Be Your Own Banker by Using Life Insurance as a Source of Liquidity
If you are an affluent investor, then life insurance is definitely an investment worth considering, whether you want to make investments to secure your future or simply have an added reserve for your existing estate, as well as a solid retirement plan.
Books like “LEAP” by Robert Castiglione, “Be your Own Banker” by R. Nelson Nash or the more recent “Bank on Yourself” by Pamela Yellen go to great lengths to explain the concept of investing in life insurance as a source of liquidity, and death benefits too.
How Does Life Insurance Act as an Investment?
These books lay emphasis on the concept that a life insurance policy is an ideal investment in an economy where people pay through their teeth to general creditors, and as interest on multiple loans for a house, car or even education, no matter how financially affluent the individual and their family.
Even affluent individuals benefit by investing in various life insurance schemes that provide not only the necessary liquidity required to fund essentials such as car, house, education, but also guarantee permanent death benefits in the end. All this without accumulation of interest and paying excessive funds to banks!
Benefits of Investing in Whole Life Insurance
For individuals considering retirement planning or making investments for liquidity’s sake throughout their working career, life insurance is a great investment. Here’s how:
1. Death Benefit – Like every other insurance, it provides the main motive of an insurance policy which is a guaranteed tax-free death benefit for loved ones in the sake of a premature death.
2. Cash Reserve – A whole life/permanent insurance has a cash reserve component, which grows within each policy. It also has a guaranteed minimum crediting rate, as a matter of fact, with no risk of market loss.
3. Tax-Free Growth – The whole life insurance account grows every year in the form of compounded tax-free growth, and not the average rate of return which can be manipulated.
4. Tax-Free Withdrawals – Individuals who invest in whole life insurance can withdraw funds against the cash reserve that grows in the policy, which becomes a partial surrender to the net cash value.
5. Tax-Free Loans – This kind of loan does not reduce the value of the cash reserve but charges a standard variable interest rate.
6. Annual Dividend Payments – While it’s not guaranteed, there is a chance to get tax-free dividends year on year if the policy is through a company that’s been around for a long period, e.g. 100 years.
Even with such wonderful benefits in place, whole life insurance is really not for everybody. The entire concept of permanent (whole) life insurance is designed for a specific set of people with a set need base. Only with the help of a financial advisor can an individual work out whether it really is the ideal policy for them.
Life Insurance, Historically
Life insurance goes back to the 1980s, when farmers used the concept to make ends meet.
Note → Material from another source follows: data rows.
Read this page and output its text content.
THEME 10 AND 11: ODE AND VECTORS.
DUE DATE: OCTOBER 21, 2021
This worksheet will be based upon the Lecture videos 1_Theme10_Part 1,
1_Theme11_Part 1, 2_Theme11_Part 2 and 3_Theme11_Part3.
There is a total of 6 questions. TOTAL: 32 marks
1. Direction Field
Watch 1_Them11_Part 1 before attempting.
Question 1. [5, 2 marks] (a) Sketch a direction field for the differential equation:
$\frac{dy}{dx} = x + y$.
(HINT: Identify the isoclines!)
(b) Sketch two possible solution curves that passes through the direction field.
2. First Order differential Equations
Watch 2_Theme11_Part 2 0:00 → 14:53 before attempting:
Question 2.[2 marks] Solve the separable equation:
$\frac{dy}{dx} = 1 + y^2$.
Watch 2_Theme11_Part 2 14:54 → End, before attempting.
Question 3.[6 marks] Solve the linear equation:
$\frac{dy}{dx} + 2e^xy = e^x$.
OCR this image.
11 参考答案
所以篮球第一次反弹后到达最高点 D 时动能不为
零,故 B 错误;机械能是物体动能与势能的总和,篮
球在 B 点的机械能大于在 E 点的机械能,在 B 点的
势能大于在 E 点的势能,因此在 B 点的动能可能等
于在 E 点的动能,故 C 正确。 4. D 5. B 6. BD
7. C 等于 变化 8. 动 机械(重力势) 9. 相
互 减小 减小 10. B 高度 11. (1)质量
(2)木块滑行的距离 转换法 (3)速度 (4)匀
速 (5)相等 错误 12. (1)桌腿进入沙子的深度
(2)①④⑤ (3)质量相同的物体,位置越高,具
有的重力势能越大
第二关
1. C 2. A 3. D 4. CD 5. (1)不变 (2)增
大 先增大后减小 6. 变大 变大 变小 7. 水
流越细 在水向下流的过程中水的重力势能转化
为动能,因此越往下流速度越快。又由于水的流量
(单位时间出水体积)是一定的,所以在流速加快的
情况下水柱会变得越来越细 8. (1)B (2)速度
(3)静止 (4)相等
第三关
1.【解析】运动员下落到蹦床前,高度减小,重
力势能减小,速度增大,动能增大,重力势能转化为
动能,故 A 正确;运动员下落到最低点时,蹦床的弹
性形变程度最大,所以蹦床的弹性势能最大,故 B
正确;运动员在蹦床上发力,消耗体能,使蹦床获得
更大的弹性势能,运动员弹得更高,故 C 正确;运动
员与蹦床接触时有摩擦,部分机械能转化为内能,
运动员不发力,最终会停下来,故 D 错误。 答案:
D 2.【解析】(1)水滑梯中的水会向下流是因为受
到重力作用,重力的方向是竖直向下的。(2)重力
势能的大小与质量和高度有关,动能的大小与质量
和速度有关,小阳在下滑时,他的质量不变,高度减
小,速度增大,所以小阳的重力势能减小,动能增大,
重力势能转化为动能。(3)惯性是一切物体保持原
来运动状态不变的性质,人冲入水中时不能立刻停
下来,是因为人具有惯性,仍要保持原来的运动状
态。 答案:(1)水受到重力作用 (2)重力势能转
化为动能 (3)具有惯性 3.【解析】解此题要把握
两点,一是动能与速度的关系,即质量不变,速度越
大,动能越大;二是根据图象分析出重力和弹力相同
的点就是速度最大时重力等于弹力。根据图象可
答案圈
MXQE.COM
At the time, farmers needed to borrow funds in order to purchase farmland that they then cultivated, again with the help of borrowed funds. Only with a successful crop did they manage to pay off their debts and mortgages.
In those days, aggressively saving in an insurance policy meant liquidity and a death benefit, although most farmers did not manage outlive their mortgage.
Why Whole Life Insurance Works
There are two basic points to consider here:
1. Mutually-Owned Life Insurance Company – Here, policyholders are the ones in ownership of the company and not the shareholders, and hence the profits go directly to the policyholder. This in turns boosts the company’s returns and helps to subsidize the costs of the policies too.
2. Direct Recognition – In direct recognition, borrowing happens against the general fund and not the cash reserve. Hence, this approach involves merely paying dividends on the leftover cash value after the loans have been taken out. Dividends are only paid on the leftover value and the guaranteed crediting rate.
Arbitrage Opportunity
The arbitrage opportunity helps to create affordable credit by arbitraging the difference between the minimum credit rating on the cash reserve, dividends, interest rate charged on the loans, etc., making life insurance a very affordable source of liquidity.
Downsides
It’s important to remember that everything has a downside, and the downside of whole life insurance is that it doesn’t make sense for anyone who doesn’t really require death benefits, let alone being able to afford a whole life insurance policy (considering it’s an expensive proposition with front-load expense, making it a bad idea for those with an unstable source of income).
Situations Where Such a Strategy May Be Appropriate
Using life insurance as a source of liquidity is a win-win for affluent individuals looking to make investments in order to save up and have increased access to funds (for education, housing, etc.), alongside a well-endowed portfolio that grows in value. Of course, staying protected from potential lawsuits and making provision for estate tax on death are other major draws for investors.
Two Secrets
Individuals looking to invest in whole life insurance policies must look out for two things, first, that their insurance agent has a certified securities license and is not getting you to overfund the policy only to save their own interests. Second, that policy owners avoiding direct participation subsidize the activities of those who do, which signifies decreases in terms of advantage for large purchases.